Kast provenía de un búnker que era lo más parecido a un antiguo conservadurismo; como si el ala de derecha de los rebeldes católicos de los 1930, un Jorge Prat, Jaime Eyzaguirre o Julio Philippi, que anhelaban renovar la política, hubiesen creado una alternativa de este tipo. A Kast de pronto se le vino encima la probabilidad de canalizar por buen sendero a este Chile descarriado. De triunfar, tendría que romper un mantra de este país y de las derechas latinoamericanas del último medio siglo, que no les va bien una vez que toman las riendas de sus gobiernos; el sistema solo es salvado cuando sus adversarios, sin decirlo, asumen algunos principios y prácticas de la derecha.
En Chile, un rasgo especial, el eje derecha-izquierda es antiguo y quizás sea mejor que jamás se desdibuje del todo.
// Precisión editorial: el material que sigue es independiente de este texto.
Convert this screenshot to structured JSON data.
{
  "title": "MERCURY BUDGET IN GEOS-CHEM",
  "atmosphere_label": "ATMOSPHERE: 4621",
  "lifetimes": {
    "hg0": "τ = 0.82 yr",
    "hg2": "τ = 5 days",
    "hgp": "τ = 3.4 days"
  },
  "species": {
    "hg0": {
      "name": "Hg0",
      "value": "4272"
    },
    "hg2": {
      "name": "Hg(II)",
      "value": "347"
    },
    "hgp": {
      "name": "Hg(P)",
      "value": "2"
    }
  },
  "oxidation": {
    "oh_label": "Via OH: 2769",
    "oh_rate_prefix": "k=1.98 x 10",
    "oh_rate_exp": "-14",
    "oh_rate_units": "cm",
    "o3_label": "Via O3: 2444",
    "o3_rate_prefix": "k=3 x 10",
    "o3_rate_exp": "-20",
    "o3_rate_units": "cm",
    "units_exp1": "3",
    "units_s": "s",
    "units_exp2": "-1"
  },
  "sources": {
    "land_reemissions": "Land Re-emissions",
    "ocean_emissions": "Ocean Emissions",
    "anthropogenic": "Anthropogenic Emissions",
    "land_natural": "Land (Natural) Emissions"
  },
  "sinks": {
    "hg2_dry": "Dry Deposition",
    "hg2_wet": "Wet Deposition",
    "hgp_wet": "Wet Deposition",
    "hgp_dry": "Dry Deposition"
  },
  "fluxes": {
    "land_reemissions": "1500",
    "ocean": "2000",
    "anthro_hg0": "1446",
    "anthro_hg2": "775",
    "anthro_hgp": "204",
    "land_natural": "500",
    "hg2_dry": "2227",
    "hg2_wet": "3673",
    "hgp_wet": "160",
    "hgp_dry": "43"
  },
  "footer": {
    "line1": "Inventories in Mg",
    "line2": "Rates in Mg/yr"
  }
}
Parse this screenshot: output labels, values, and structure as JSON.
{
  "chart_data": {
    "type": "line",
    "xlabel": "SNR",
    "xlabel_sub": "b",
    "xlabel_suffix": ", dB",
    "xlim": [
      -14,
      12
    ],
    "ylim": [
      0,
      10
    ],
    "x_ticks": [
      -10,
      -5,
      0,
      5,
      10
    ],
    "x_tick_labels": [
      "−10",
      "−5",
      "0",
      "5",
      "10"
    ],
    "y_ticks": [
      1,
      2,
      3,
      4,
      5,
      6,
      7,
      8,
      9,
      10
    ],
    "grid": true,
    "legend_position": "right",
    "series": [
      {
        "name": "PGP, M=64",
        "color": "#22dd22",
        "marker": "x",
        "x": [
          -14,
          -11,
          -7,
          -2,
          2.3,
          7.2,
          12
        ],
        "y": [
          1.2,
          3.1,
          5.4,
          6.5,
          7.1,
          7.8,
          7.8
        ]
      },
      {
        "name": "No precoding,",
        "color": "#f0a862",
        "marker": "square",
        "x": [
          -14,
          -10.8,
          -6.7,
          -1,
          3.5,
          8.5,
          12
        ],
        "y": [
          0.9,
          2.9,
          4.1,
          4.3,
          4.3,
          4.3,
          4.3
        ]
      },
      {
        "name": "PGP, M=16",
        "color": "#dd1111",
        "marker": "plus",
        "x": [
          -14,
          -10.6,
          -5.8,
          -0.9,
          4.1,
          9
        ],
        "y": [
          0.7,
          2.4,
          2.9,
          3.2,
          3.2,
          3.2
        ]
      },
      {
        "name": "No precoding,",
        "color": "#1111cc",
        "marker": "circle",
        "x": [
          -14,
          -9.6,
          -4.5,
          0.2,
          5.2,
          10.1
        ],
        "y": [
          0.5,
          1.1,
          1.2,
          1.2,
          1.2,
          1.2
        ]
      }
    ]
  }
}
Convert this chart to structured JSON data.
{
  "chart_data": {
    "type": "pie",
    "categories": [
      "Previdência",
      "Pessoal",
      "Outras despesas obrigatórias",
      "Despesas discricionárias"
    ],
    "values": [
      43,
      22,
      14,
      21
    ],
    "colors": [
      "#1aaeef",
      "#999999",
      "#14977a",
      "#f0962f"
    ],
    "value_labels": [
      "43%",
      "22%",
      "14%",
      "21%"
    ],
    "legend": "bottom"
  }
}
Kast tendría dos tareas —además de recibir una economía desfondada por los esfuerzos parlamentarios—, una más formidable que la otra. La primera, representar a todas las derechas y otras fuerzas concomitantes. La segunda, empresa hercúlea, tratar con la Convención, mostrando que representa a otro Chile que al menos no le iría mucho en zaga en lo que se refiere a números, pero se podría llegar a un acuerdo que resguarde en lo esencial la tradición constitucional de la república, que no ha sido para nada tan antidemocrática como se ha insistido; y que se conserve en lo esencial la unidad de la nación sin parcelar al país. Esto también lleva consigo asumir algunas de las metas de la izquierda; en este sentido, las derechas constituyen un complemento central de toda democracia. Sin espacio para frivolidades, el Chile que emerge no será un escenario para débiles.